10. Eigentumsvorbehalt:

a) Bis zur Erfüllung aller Forderungen (einschließlich sämtlicher Saldoforderungen aus Kontokorrent), die dem Verkäufer aus jedem Rechtsgrund gegen den Käufer jetzt oder künftig zustehen, werden dem Verkäufer die folgenden Sicherheiten gewährt, die er auf Verlangen nach seiner Wahl freigeben wird, soweit ihr Wert die Forderungen nachhaltig um mehr als 20% übersteigt.

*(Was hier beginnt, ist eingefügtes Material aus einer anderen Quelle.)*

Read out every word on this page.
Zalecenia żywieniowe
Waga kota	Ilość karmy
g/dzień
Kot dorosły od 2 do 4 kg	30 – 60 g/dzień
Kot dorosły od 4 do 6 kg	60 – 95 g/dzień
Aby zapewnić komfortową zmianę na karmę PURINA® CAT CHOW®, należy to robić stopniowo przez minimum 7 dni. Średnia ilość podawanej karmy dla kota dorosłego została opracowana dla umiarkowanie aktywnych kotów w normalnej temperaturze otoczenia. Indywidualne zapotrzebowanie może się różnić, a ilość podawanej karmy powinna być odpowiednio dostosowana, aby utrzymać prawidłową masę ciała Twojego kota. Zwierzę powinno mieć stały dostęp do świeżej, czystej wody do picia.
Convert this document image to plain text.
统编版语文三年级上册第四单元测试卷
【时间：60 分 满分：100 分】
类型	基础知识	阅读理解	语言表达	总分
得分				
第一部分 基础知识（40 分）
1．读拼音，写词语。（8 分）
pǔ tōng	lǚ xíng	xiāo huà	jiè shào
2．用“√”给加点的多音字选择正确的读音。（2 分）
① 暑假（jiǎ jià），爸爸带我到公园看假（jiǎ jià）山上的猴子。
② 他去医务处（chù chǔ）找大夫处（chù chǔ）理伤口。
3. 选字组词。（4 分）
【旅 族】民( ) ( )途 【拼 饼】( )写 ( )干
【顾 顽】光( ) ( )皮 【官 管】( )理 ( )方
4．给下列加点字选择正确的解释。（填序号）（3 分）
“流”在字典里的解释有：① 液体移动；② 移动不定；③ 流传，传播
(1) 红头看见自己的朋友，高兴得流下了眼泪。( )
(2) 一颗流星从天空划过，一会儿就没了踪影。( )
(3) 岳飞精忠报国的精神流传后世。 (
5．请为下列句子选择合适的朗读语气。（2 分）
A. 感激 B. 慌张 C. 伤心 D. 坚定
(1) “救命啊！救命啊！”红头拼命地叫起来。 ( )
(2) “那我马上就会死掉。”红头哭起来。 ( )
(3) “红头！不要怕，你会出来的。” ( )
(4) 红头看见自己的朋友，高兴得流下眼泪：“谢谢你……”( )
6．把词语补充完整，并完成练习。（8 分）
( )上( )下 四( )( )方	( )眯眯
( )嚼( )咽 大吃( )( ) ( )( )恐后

b) Die Ware bleibt Eigentum des Verkäufers oder, soweit sich der Hersteller das Eigentum dem Verkäufer gegenüber vorbehalten hat, Eigentum des Herstellers. Verarbeitung oder Umbildung erfolgen stets für den Verkäufer bzw. Hersteller. Erlischt das (Mit-)Eigentum des Verkäufers durch Verbindung, so wird bereits jetzt vereinbart, dass das (Mit-)Eigentum des Käufers an der einheitlichen Sache wertanteilmäßig (Rechnungswert) auf den Verkäufer übergeht. Der Käufer verwahrt das (Mit-)Eigentum des Verkäufers bzw. Herstellers unentgeltlich.

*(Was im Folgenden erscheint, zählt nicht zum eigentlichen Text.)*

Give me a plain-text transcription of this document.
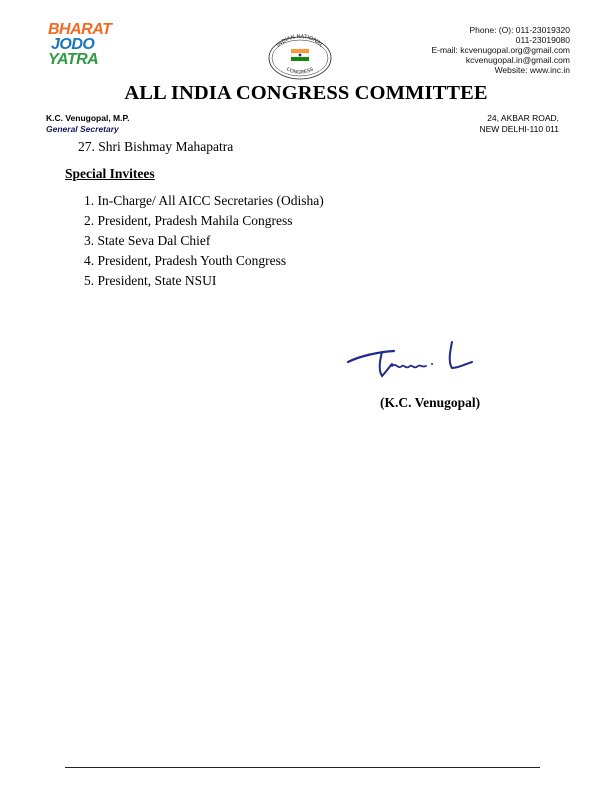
BHARAT
JODO
YATRA
INDIAN NATIONAL
CONGRESS
Phone: (O): 011-23019320
011-23019080
E-mail: kcvenugopal.org@gmail.com
kcvenugopal.in@gmail.com
Website: www.inc.in
ALL INDIA CONGRESS COMMITTEE
K.C. Venugopal, M.P.
General Secretary
24, AKBAR ROAD,
NEW DELHI-110 011
27. Shri Bishmay Mahapatra
Special Invitees
1. In-Charge/ All AICC Secretaries (Odisha)
2. President, Pradesh Mahila Congress
3. State Seva Dal Chief
4. President, Pradesh Youth Congress
5. President, State NSUI
(K.C. Venugopal)
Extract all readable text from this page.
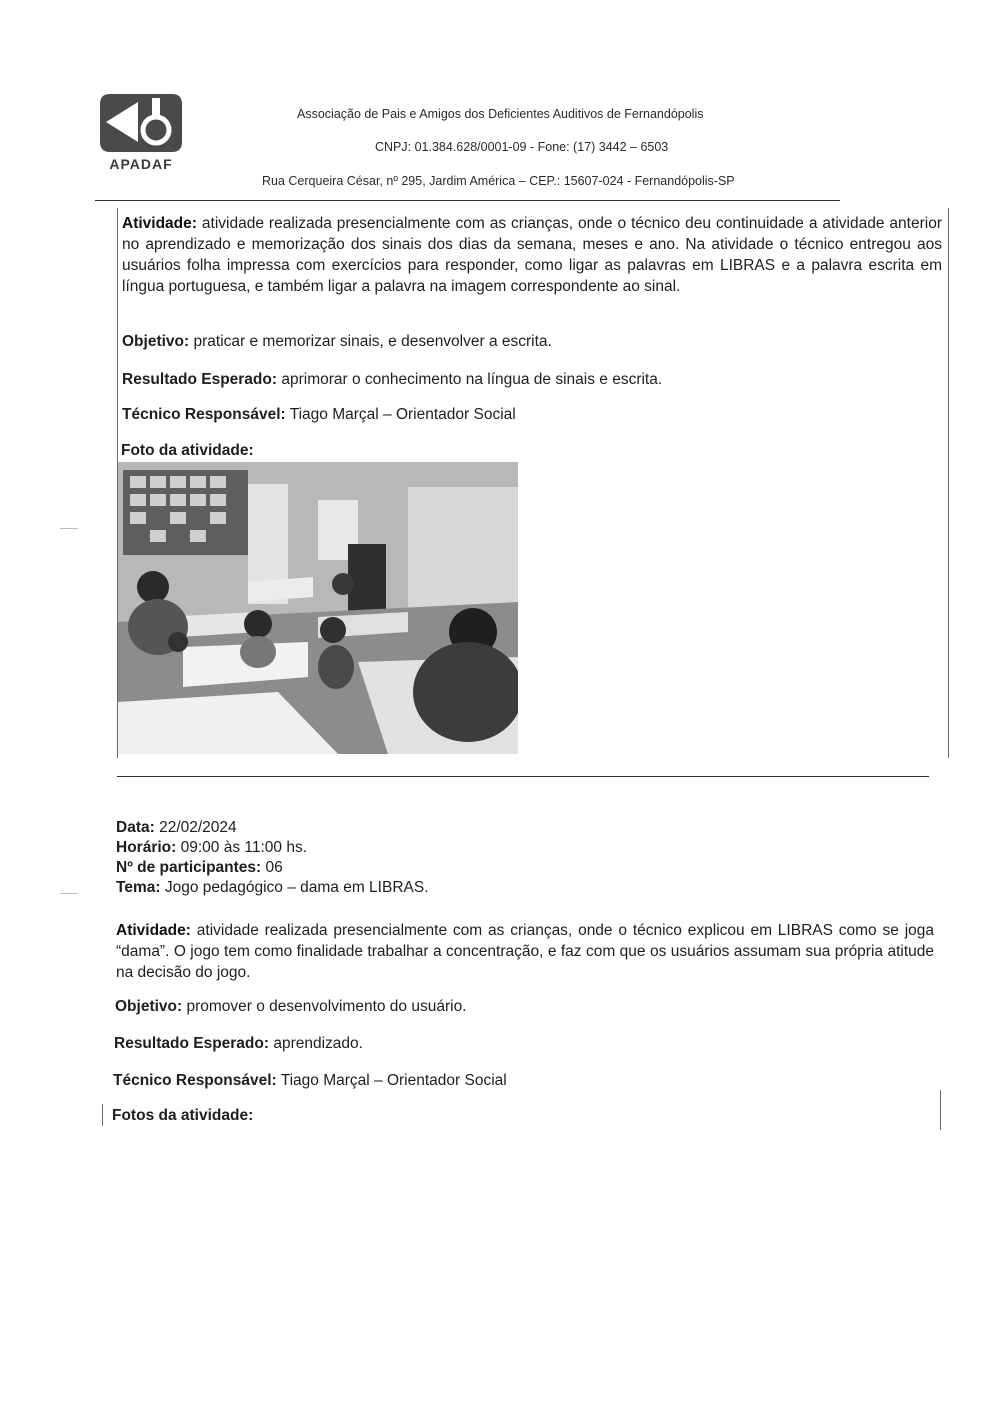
APADAF
Associação de Pais e Amigos dos Deficientes Auditivos de Fernandópolis
CNPJ: 01.384.628/0001-09 - Fone: (17) 3442 – 6503
Rua Cerqueira César, nº 295, Jardim América – CEP.: 15607-024 - Fernandópolis-SP
Atividade: atividade realizada presencialmente com as crianças, onde o técnico deu continuidade a atividade anterior no aprendizado e memorização dos sinais dos dias da semana, meses e ano. Na atividade o técnico entregou aos usuários folha impressa com exercícios para responder, como ligar as palavras em LIBRAS e a palavra escrita em língua portuguesa, e também ligar a palavra na imagem correspondente ao sinal.
Objetivo: praticar e memorizar sinais, e desenvolver a escrita.
Resultado Esperado: aprimorar o conhecimento na língua de sinais e escrita.
Técnico Responsável: Tiago Marçal – Orientador Social
Foto da atividade:
Data: 22/02/2024
Horário: 09:00 às 11:00 hs.
Nº de participantes: 06
Tema: Jogo pedagógico – dama em LIBRAS.
Atividade: atividade realizada presencialmente com as crianças, onde o técnico explicou em LIBRAS como se joga “dama”. O jogo tem como finalidade trabalhar a concentração, e faz com que os usuários assumam sua própria atitude na decisão do jogo.
Objetivo: promover o desenvolvimento do usuário.
Resultado Esperado: aprendizado.
Técnico Responsável: Tiago Marçal – Orientador Social
Fotos da atividade:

c) Der Käufer ist berechtigt, die Vorbehaltsware im ordnungsgemäßen Geschäftsverkehr zu verarbeiten und zu veräußern, solange er nicht in Verzug ist. Verpfändungen oder Sicherungsübereignungen sind unzulässig. Die aus dem Weiterverkauf oder einem sonstigen Rechtsgrund (Versicherung), unerlaubte Handlung bezüglich der Vorbehaltsware entstehenden Forderungen (einschließlich sämtlicher Saldoforderungen aus Kontokorrent) tritt der Käufer bereits jetzt sicherungshalber in vollem Umfang an den Verkäufer bzw. Hersteller ab. Der Verkäufer bzw. Hersteller ermächtigt ihn widerruflich, die an den Verkäufer bzw. Hersteller abgetretenen Forderungen für dessen Rechnung im eigenen Namen einzuziehen. Diese Einzugsermächtigung kann nur dann widerrufen werden, wenn der Käufer seinen Zahlungsverpflichtungen nicht ordnungsgemäß nachkommt.

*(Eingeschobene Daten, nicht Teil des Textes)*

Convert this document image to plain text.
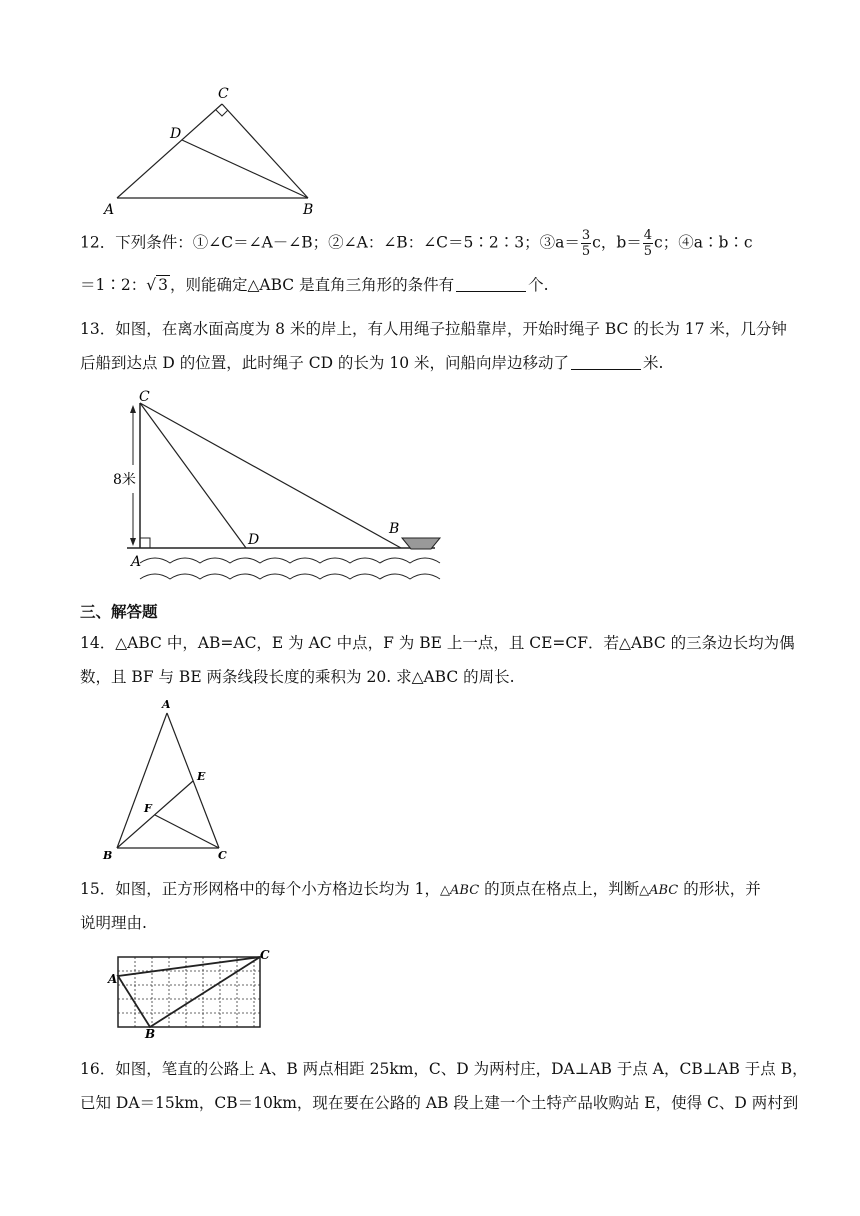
C
D
A	B
12．下列条件：①∠C＝∠A－∠B；②∠A：∠B：∠C＝5∶2∶3；③a＝ $\frac{3}{5}$ c，$b= \frac{4}{5}$ c；④a∶b∶c
＝1∶2：√ 3 ，则能确定△ABC 是直角三角形的条件有	个.
13．如图，在离水面高度为 8 米的岸上，有人用绳子拉船靠岸，开始时绳子 BC 的长为 17 米，几分钟
后船到达点 D 的位置，此时绳子 CD 的长为 10 米，问船向岸边移动了	米.
8米
C
D
A
B
三、解答题
14．△ABC 中，AB=AC，E 为 AC 中点，F 为 BE 上一点，且 CE=CF．若△ABC 的三条边长均为偶
数，且 BF 与 BE 两条线段长度的乘积为 20. 求△ABC 的周长.
A
E
F
B	C
15．如图，正方形网格中的每个小方格边长均为 1，△ABC 的顶点在格点上，判断△ABC 的形状，并
说明理由.
A
C
B
16．如图，笔直的公路上 A、B 两点相距 25km，C、D 为两村庄，DA⊥AB 于点 A，CB⊥AB 于点 B，
已知 DA＝15km，CB＝10km，现在要在公路的 AB 段上建一个土特产品收购站 E，使得 C、D 两村到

d) Bei Zugriffen Dritter auf die Vorbehaltsware wird der Käufer darauf hinweisen, dass die Ware nicht in seinem Eigentum steht und den Verkäufer unverzüglich benachrichtigen.

e) Bei vertragswidrigem Verhalten des Käufers, insbesondere Zahlungsverzug, ist der Verkäufer berechtigt, die Vorbehaltsware zurückzunehmen oder ggf. Abtretung der Herausgabeansprüche des Käufers gegen Dritte zu verlangen. In der Zurücknahme sowie in der Pfändung der Vorbehaltsware durch den Verkäufer liegt, soweit nicht das Abzahlungsgesetz Anwendung findet, kein Rücktritt vom Vertrag.

11. Gerichtsstand und Erfüllungsort:

Der Gerichtsstand und Erfüllungsort ist, soweit gesetzlich zulässig, Esslingen a.N.